Let $X$ be a random variable with $\mathbb{E}|X|<\infty$ and $\mathbb{F}$ a filtration. Put $M_n = \mathbb{E}[X|\mathcal{F}_n], n \in \mathbb{N}_0$. By the tower property of conditional expectation we obtain \begin{align} \mathbb{E}[M_{n+1}|\mathcal{F}_n] = \mathbb{E}[\mathbb{E}[X|\mathcal{F}_{n+1}]|\mathcal{F}_n]=\mathbb{E}[X|\mathcal{F}_n]=M_n. \end{align} The process $M$ is thus a martingale.

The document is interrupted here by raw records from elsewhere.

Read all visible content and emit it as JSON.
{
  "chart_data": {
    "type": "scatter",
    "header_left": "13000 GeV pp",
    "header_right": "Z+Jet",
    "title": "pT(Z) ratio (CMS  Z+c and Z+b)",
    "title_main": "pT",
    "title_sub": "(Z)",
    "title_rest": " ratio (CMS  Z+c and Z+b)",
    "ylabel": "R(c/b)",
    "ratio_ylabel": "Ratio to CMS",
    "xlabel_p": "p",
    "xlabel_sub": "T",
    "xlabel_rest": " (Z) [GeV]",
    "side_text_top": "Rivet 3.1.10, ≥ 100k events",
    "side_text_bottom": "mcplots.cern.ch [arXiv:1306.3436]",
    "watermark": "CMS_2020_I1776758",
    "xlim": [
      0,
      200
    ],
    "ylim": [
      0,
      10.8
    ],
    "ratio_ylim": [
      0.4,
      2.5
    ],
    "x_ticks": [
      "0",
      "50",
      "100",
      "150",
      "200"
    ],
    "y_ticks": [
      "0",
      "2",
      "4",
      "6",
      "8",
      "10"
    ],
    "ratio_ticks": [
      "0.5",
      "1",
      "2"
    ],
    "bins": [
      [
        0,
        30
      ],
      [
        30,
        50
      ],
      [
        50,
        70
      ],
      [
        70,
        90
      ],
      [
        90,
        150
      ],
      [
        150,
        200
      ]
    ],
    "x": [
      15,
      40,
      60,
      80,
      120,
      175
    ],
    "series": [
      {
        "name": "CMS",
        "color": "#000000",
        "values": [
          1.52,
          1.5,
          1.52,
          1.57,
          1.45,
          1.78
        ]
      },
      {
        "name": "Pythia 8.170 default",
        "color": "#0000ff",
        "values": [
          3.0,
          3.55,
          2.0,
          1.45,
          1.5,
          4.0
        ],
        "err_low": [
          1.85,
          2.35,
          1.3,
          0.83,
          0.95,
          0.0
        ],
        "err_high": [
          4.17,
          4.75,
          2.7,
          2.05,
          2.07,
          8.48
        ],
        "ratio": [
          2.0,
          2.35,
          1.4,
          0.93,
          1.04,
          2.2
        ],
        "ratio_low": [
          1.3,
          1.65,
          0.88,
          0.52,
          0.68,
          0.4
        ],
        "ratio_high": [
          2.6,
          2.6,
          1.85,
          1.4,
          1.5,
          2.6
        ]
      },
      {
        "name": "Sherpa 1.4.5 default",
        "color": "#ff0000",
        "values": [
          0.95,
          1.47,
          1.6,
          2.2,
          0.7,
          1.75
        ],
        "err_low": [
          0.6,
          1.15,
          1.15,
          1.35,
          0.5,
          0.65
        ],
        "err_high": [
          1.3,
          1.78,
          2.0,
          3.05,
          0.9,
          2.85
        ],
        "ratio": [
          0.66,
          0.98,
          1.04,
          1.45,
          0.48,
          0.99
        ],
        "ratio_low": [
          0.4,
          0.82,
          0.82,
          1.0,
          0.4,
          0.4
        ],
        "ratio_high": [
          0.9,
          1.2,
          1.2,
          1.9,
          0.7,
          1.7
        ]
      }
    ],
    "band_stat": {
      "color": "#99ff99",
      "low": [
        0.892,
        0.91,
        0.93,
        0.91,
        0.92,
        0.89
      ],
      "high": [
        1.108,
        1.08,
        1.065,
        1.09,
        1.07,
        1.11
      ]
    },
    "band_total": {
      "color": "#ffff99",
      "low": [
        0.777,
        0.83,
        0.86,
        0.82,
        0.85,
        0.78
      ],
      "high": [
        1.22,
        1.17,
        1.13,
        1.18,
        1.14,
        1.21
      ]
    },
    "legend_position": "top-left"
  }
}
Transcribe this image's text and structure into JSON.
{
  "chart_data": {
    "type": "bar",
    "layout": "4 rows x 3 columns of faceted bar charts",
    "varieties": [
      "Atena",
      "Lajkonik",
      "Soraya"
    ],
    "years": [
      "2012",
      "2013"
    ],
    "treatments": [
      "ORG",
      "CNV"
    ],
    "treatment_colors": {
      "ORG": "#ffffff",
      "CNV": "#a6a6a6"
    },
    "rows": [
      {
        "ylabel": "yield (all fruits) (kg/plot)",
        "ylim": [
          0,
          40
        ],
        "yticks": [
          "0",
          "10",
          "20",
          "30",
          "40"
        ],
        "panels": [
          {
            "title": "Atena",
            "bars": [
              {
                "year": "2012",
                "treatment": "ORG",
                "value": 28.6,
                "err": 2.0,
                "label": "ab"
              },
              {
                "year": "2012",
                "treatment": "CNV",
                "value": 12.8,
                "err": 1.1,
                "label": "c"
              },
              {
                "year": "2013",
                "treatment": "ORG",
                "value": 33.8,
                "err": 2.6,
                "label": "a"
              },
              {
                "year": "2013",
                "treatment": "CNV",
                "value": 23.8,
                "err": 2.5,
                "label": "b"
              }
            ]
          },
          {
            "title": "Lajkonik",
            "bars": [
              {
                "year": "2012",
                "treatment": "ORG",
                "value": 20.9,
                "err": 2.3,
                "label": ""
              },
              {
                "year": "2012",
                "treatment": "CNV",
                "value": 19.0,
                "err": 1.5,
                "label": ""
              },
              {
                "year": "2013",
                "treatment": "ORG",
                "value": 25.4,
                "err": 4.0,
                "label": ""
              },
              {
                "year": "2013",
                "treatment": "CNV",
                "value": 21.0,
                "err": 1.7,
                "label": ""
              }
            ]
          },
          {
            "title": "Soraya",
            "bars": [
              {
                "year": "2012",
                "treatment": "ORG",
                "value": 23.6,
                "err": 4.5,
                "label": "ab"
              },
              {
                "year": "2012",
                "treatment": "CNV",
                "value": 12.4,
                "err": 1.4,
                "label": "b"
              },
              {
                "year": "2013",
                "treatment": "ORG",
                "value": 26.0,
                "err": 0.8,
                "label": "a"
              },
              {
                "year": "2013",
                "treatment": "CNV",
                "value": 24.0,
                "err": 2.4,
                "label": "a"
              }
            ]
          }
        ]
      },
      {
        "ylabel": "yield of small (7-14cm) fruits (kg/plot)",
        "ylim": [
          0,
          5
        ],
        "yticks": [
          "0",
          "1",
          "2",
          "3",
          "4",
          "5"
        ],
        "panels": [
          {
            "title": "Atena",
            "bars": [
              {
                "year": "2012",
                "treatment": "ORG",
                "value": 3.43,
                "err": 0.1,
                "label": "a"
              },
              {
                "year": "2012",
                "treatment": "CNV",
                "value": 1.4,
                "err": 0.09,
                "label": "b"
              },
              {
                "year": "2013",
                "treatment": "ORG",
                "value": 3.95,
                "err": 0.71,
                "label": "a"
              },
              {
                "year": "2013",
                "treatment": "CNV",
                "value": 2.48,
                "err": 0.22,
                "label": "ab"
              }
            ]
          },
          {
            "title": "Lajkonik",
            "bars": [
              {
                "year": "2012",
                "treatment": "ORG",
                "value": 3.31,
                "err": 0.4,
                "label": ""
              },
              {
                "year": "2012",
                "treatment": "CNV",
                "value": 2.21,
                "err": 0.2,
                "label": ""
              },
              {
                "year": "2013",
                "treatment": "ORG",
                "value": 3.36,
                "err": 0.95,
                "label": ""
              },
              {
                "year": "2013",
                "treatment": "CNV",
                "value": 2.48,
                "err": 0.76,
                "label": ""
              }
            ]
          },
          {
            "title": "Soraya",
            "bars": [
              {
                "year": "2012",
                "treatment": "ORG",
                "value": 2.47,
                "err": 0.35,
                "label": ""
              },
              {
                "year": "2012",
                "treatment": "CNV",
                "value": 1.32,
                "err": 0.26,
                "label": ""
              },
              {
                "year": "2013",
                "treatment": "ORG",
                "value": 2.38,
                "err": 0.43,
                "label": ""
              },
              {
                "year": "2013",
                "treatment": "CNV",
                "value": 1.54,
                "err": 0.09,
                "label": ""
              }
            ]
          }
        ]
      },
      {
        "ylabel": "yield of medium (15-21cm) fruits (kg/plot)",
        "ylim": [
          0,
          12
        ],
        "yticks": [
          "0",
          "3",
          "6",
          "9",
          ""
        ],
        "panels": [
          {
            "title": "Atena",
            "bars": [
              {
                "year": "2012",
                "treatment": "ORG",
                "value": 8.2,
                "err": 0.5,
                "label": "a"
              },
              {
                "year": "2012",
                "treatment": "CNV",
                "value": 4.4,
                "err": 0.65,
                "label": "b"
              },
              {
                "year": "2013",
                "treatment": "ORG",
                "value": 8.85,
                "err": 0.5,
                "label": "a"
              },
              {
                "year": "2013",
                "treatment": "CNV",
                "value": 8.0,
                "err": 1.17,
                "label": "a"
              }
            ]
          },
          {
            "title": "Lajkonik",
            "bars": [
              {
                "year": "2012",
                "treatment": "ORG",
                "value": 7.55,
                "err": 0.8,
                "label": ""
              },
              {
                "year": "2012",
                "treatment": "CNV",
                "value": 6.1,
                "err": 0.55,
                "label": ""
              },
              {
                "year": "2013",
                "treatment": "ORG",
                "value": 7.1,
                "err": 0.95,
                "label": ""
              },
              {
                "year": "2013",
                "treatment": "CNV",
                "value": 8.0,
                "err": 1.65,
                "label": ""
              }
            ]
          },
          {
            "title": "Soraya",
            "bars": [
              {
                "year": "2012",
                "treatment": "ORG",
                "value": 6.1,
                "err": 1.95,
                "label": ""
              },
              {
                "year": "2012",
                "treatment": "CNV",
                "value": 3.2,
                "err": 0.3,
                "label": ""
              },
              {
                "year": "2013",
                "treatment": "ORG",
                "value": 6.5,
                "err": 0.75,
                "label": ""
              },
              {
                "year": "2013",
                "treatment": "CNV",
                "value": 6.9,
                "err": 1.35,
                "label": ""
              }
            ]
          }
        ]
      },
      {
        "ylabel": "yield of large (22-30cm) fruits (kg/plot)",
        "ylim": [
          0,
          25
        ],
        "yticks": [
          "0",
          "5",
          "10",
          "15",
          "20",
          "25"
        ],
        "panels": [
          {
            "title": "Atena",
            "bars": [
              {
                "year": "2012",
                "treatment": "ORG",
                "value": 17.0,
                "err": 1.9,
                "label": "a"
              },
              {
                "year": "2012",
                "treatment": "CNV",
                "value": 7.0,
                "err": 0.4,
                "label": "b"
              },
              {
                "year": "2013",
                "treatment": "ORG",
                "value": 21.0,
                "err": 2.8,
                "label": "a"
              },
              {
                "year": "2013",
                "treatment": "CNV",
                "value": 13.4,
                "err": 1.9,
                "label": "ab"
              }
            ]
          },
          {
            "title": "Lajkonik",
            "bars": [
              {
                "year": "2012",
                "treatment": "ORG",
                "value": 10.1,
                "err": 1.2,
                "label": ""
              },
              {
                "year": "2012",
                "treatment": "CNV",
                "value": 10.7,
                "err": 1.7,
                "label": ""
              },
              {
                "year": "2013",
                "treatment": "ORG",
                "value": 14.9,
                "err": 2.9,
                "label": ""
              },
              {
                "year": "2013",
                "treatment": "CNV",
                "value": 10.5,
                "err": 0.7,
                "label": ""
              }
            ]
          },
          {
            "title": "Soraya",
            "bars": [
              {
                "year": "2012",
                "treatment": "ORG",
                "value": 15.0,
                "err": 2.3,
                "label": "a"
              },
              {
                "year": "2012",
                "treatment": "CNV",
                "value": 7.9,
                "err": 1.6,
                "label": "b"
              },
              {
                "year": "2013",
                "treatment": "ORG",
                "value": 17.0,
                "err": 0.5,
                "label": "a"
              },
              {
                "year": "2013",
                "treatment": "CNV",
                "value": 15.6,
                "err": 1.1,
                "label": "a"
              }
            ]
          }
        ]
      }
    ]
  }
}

Assume further that $X \in \mathcal{L}^2(\Omega,\mathcal{F},\mathbb{P})$. We can interpret $M_n$ as the best prediction of $X$ given the information $\mathcal{F}_n$. Showing that the $v_n:=\mathbb{E}(M_n - X)^2$ are decreasing supports our intuitive understanding that with more information one should be able to predict better.
In doing so, I face some difficulties. \begin{align} v_n :=& \mathbb{E}(M_n-X)^2\\ =& \mathbb{E}M_n^2 - 2 \mathbb{E}M_nX + \mathbb{E}X^2 \qquad (*) \end{align} How to show that $(*) \geq v_{n+1}$?